Kiedy kilka lat temu miałem możliwość spróbowania dyni makaronowej, zakochałem się w niej. Nie wiem czemu, ale wyobrażałem sobie, że po przecięciu dyni, ze środka wysypią się paski przypominające makaron. Jakież było zdziwienie, gdy prócz małych pestek nic nie było. Dopiero info od znajomych otworzyło mi oczy. Najpierw trzeba dynie upiec. Potem widelcem rozkitrać miąższ, który rozpada się na włókna przypominające speghetti.
Z pozyskiwaniem włókien postępujemy delikatnie by ich nie porozrywać bo wyjdzie pulpa.
Smak dyni jest słodkawy. Pasują do niej sosy o wyrazistym smaku.

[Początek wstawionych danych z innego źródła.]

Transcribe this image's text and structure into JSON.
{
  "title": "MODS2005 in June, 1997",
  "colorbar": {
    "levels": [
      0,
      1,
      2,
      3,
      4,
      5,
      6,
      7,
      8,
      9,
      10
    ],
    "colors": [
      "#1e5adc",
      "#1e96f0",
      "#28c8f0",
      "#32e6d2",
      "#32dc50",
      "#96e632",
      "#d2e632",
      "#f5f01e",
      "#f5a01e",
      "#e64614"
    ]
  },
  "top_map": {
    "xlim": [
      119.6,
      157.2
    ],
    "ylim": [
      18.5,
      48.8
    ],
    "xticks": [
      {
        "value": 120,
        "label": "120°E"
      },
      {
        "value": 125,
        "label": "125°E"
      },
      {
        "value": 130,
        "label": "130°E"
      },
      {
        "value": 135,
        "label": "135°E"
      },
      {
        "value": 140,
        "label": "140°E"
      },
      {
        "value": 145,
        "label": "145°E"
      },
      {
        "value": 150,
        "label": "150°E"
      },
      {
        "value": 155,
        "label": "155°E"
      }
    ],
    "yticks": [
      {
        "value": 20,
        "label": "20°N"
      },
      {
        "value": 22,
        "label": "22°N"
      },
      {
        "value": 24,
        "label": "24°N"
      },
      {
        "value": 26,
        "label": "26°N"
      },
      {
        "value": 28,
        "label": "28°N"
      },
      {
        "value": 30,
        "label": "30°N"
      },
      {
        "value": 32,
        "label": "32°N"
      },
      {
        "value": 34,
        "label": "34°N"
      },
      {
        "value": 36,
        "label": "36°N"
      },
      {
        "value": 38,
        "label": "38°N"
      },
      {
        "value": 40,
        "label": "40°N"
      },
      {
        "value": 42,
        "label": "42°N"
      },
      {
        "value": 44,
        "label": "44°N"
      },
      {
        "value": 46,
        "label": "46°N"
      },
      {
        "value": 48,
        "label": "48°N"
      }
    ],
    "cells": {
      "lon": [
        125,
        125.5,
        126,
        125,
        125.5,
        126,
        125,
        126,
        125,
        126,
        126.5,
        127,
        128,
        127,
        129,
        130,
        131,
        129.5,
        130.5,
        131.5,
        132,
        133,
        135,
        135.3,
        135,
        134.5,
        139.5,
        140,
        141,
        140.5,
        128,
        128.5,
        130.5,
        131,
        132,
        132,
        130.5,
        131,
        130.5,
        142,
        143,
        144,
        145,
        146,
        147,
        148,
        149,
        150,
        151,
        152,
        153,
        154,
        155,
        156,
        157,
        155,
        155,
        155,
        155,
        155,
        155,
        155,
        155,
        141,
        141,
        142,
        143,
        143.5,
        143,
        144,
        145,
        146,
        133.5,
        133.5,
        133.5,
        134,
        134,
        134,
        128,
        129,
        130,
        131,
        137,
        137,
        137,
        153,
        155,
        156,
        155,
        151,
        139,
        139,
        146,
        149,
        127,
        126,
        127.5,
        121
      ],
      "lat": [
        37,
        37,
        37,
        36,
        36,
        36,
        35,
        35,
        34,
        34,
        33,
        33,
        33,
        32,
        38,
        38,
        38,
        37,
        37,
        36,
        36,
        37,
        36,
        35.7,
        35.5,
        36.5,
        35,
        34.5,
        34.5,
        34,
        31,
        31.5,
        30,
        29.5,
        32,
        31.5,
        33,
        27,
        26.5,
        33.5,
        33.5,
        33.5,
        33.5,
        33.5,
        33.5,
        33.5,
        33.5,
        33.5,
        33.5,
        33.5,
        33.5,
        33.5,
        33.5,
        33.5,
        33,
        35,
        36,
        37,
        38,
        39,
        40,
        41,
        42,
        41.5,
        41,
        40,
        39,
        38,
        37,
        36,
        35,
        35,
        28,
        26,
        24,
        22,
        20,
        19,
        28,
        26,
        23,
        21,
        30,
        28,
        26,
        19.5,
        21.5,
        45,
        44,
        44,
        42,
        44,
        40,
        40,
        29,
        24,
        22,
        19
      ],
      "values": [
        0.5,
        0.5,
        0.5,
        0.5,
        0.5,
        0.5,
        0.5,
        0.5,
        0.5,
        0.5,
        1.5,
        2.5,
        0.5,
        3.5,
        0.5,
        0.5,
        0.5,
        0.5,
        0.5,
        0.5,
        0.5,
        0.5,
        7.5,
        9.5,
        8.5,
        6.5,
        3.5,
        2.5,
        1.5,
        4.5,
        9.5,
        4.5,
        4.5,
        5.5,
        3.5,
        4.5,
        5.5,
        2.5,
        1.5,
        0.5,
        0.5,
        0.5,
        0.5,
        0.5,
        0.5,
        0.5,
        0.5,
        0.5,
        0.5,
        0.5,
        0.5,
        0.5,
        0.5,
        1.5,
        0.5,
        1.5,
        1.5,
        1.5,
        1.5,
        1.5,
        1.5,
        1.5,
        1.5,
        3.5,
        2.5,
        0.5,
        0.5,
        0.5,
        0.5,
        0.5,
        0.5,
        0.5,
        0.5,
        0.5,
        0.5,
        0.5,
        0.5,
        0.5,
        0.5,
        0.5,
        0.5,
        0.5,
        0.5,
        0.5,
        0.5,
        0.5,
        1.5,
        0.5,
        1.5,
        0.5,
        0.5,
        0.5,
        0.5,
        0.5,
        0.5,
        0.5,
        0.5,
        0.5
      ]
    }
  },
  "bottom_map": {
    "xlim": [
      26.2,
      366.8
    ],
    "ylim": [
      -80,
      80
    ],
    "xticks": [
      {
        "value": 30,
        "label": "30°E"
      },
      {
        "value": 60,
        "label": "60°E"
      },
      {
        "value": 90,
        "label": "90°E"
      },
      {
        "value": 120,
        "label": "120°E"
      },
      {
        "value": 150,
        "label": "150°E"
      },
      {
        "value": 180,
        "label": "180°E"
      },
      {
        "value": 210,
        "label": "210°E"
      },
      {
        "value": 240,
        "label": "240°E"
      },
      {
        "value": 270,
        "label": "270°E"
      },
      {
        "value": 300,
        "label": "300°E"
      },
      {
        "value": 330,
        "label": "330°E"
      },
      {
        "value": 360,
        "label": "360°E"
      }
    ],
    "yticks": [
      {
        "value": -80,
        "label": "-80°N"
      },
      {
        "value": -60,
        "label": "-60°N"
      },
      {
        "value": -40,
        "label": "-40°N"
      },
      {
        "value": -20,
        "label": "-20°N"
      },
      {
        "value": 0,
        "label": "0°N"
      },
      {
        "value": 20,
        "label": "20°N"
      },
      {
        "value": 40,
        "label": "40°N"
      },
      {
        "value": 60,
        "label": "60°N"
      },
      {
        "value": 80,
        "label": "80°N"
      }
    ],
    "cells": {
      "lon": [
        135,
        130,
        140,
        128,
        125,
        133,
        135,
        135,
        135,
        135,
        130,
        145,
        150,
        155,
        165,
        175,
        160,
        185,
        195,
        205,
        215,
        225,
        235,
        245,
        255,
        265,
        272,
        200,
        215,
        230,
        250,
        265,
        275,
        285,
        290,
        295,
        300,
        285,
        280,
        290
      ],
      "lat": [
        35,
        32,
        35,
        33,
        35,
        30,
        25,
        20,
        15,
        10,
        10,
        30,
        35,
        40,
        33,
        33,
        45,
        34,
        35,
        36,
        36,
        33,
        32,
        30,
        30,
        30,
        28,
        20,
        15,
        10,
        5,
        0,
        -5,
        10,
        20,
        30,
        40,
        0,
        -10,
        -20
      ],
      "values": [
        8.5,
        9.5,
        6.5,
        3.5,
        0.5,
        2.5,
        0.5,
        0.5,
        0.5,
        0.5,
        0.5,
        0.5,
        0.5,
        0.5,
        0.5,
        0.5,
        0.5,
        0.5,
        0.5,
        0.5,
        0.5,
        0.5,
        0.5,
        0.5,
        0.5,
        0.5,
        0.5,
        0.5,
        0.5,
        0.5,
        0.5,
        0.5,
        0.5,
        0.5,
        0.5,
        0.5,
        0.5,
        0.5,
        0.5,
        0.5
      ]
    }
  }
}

Zielony sos powstał z zmiksowanych oliwek, bazylii, jarmużu, kopru i pestek słonecznika. Połączenie słodyczy i słonego smaku daje niepowtarzane doznania.
SKŁADNIKI:
– 1 dynia makaronowa
– 10 zielonych oliwek
– szklanka drobno porwanych listków jarmużu
– 10 listków bazylii
– pół szklanki słonecznika
– pęczek koperku
– sól i pieprz do smaku
– oliwa z oliwek
WYKONANIE:
– dynie przeciąć wzdłuż na pół, wyjąć gniazda nasienne i upiec około godzinę w 200 stopniach
– w tym czasie przygotować sos
– wszystkie składniki dokładnie zmiksować w malakserze, doprawić sola i pieprzem
– jeżeli sos jest zbyt gęsty można dodać oliwy i wody
– a pomocą widelca, delikatnie rozwłóknić dynię
– dodać sos i delikatnie wymieszać
możliwe, że była zrywana niedojrzała
Dynia w smaku po upieczeniu wyszła bardzo gorzka. Jaka może być przyczyną?
Coś pysznego
moją miłością jest dynia hokkaido, którą pochłania w sezonie dosłownie kilogramami, jednak nigdy nie udało mi się zabrać za tą makaronową i w tym sezonie koniecznie muszę nadrobić!